Dopo Bolzano il centrodestra all’ultimo giro. Ma tutto dipende da Berlusconi
Mettiamola così: quando Forza Italia vince, il merito è solo di Berlusconi; quando perde la colpa è tutta dei dirigenti locali. Il copione è ormai lo stesso da vent’anni e viene recitato con convinzione ogni qualvolta si renda necessario mettere al riparo il leader dai tracolli elettorali. Non ha fatto eccezione l’impietoso responso del Trentino-Alto Adige, prontamente intestato dall’on. Micaela Biancofiore al coordinatore regionale Enrico Lillo, di cui ha chiesto le dimissioni. A Bolzano, che era il test più significativo, Forza Italia ha racimolato il 3,6 per cento, cioè solo poco più di FdI-An (2,1) ma distantissima dalla Lega Nord balzata all’11 per cento.
A Bolzano tutti contro tutti. E la sinistra gongola
Tuttavia, per quanto parziale e fortemente condizionato da dinamiche territoriali estremamente peculiari, il dato altoatesino rappresenta un monito per l’intero centrodestra, che si è presentato all’appuntamento elettorale lacerato e privo di una proposta unitaria. Sintomo palese di inaffidabilità immediatamente rilevato dall’elettorato, come confermano gli otto punti percentuali di astensionismo in più (dal 67,5 al 58,5) rispetto alle Europee dello scorso anno. È fin troppo evidente che l’elettorato è disincentivato dalle polemiche interne. Si discuta pure ma si abbia, nel contempo, la capacità di trovare una sintesi. Se Forza Italia, e non da ora, ha il problema di selezionare una classe dirigente locale all’altezza evitando procedure simil-casting o obiettivi di nuovismo fine a se stesso, altri, ad esempio la Lega, dovrebbero evitare di considerare ogni tornata elettorale in chiave di competizione interna al centrodestra.
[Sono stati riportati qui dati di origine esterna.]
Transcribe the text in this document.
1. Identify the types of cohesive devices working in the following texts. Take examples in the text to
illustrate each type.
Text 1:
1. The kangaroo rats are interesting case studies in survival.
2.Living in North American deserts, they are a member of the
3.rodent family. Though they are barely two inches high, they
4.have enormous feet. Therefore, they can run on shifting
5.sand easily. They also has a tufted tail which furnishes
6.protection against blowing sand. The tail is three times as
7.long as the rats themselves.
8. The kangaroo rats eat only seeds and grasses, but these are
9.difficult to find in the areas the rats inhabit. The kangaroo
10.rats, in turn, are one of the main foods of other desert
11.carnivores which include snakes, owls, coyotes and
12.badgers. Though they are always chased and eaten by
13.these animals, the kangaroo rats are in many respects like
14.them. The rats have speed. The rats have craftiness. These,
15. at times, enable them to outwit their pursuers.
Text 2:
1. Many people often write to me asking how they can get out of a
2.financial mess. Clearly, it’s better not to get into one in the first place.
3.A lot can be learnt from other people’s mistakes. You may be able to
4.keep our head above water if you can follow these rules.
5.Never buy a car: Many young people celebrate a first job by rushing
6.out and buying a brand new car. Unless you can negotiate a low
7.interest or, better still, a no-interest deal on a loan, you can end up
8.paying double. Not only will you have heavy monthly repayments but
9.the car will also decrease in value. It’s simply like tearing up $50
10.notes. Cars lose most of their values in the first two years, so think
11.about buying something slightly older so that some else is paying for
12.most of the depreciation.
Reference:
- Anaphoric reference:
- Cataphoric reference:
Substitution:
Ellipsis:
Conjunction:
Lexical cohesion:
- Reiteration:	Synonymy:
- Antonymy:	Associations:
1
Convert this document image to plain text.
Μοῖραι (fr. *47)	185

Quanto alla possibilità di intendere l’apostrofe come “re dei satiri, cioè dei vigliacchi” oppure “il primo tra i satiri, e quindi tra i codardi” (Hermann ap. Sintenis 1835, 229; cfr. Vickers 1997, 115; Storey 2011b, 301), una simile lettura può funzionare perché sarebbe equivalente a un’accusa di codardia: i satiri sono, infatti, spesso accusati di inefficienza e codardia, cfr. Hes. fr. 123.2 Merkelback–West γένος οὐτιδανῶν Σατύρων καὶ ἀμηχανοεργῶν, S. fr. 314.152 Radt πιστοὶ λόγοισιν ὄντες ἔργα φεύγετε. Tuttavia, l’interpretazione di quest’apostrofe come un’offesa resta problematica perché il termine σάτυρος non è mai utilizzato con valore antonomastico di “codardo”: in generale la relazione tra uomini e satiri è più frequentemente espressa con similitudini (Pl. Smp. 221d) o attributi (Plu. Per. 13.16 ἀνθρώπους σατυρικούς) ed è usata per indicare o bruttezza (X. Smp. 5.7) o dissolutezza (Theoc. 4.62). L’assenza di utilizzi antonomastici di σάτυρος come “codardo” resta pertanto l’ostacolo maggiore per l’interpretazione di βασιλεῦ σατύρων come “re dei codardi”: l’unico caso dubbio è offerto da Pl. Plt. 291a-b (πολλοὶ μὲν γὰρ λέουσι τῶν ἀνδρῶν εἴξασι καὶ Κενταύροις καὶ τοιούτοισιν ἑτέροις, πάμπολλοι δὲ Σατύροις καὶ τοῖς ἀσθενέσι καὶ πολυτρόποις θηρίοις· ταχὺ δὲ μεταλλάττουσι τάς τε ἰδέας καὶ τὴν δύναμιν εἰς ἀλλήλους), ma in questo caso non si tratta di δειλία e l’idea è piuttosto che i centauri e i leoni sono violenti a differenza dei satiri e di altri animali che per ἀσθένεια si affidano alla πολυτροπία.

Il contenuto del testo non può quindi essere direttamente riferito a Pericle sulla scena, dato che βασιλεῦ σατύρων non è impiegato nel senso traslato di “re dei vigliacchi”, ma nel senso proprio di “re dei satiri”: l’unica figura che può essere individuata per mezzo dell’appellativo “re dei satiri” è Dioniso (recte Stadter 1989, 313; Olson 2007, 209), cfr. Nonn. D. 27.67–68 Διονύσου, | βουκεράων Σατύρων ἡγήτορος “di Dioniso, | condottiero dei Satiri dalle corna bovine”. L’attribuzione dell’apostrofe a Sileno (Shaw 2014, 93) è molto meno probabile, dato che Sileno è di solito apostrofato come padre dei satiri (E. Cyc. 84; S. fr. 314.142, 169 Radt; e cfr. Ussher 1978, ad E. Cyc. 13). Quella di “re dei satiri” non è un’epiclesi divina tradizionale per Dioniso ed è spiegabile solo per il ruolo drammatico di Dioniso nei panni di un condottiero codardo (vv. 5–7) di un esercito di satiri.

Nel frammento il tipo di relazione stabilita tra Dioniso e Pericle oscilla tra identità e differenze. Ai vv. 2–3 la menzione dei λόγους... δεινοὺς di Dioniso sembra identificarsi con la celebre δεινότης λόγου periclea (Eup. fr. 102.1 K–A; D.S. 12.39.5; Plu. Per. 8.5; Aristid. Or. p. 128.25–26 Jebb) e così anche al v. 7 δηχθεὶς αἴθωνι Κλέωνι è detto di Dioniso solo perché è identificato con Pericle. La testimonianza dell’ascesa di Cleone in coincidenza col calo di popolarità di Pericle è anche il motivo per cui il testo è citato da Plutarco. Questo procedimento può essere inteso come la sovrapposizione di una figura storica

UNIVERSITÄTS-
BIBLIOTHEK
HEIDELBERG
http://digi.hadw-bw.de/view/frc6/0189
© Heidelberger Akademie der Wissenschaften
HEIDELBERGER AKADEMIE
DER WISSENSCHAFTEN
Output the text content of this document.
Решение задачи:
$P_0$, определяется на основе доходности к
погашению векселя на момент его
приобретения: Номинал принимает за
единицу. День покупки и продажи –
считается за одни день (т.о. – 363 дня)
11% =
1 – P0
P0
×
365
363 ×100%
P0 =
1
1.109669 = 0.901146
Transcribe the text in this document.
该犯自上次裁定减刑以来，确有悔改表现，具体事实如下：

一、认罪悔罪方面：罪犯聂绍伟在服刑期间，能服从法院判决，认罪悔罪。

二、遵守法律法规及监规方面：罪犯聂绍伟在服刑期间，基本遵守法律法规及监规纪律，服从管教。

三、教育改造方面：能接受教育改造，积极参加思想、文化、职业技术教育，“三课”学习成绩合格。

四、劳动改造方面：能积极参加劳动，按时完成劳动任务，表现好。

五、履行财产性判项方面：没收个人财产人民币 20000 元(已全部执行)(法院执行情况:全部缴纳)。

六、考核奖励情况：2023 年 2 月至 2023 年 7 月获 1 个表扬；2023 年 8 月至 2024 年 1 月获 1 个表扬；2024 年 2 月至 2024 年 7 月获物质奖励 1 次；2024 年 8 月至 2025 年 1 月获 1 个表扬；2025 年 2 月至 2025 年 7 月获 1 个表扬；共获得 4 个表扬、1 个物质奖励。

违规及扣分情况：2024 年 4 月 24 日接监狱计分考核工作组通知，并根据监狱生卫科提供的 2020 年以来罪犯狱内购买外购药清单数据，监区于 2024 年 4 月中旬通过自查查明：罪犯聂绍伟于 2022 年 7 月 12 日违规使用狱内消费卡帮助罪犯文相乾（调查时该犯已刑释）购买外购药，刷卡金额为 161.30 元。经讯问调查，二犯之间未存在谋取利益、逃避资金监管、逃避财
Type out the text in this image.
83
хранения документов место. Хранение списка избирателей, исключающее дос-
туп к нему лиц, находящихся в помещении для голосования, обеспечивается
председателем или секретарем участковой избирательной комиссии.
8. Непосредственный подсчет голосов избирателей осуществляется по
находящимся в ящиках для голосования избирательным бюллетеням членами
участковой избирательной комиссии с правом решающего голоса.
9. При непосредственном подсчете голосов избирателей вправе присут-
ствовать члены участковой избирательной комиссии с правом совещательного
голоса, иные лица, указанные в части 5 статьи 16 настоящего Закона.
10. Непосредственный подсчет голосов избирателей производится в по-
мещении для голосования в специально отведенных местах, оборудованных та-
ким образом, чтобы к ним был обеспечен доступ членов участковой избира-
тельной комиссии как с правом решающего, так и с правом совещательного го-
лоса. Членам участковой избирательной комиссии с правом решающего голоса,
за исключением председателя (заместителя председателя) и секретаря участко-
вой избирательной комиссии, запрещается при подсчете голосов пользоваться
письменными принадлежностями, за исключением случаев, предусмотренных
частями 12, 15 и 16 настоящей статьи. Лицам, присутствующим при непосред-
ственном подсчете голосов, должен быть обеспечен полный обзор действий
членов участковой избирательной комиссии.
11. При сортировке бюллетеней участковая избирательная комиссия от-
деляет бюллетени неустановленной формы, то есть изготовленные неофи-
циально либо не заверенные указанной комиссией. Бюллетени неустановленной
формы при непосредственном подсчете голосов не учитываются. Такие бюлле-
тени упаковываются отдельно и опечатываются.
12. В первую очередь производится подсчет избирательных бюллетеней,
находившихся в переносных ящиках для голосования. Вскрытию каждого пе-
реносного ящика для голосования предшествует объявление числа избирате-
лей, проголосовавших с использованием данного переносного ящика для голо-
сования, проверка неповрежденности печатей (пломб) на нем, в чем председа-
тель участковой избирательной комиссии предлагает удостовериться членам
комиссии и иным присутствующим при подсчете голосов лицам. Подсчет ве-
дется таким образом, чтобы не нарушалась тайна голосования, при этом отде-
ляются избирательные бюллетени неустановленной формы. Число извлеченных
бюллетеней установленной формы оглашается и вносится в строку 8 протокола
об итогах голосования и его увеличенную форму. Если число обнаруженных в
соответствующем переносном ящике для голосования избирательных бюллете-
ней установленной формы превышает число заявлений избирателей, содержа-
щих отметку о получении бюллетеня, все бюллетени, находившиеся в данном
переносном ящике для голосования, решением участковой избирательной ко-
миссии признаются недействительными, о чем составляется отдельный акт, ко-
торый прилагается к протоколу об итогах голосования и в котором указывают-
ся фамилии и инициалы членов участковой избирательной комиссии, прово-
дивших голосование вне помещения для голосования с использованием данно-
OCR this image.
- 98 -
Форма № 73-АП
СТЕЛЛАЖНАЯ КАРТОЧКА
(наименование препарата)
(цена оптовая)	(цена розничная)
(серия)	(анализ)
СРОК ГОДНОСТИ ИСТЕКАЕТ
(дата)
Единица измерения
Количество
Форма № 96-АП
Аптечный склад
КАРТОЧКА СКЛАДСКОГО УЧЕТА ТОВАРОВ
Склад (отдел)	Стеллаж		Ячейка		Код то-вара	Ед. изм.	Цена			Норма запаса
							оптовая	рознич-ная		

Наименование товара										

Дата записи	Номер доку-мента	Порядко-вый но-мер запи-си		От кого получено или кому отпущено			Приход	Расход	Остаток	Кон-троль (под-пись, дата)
Che è poi esattamente quel che sta accadendo, a tutto vantaggio della sinistra. Salvini è ora il più forte ma il primo ad esserne contento è Matteo Renzi, perfettamente consapevole che difficilmente perderebbe in un duello con il leader leghista. È altrettanto vero, tuttavia, che andrà sempre peggio se il Cavaliere non dichiarerà contenibile la sua leadership. E qui si torna a bomba. Insomma, l’attuale centrodestra è un cane che si morde la coda.
Il Cav renda contendibile la leadership del centrodestra
Restano FdI-An ed il Ncd. Il test di Bolzano non era certo quello da Giorgia Meloni. Sarà infatti il risultato delle sette regioni al voto il 31 maggio a testimoniare dello stato di salute del suo partito. In particolare, quello di Campania e Puglia (dove la Meloni è alleata di Fitto e non di Berlusconi) è alleata perché è soprattutto lì, al Sud che FdI-An può tentare di dar vita ad un progetto originale, sempre nell’ottica della coalizione e sempre all’interno della cornice di una visione nazionale. Quanto ad Alfano, il suo è un partito che vive soprattutto dell’apporto dei candidati. Nonostante la permanenza nell’esecutivo e qualche accenno di battaglia contro Renzi, il Ncd non attrae quote di elettorato di opinione. È chiaro che l’essere né carne né pesce non paga. Più che di governo, è un partito ministeriale. Ma il centrodestra ne ha ancora bisogno.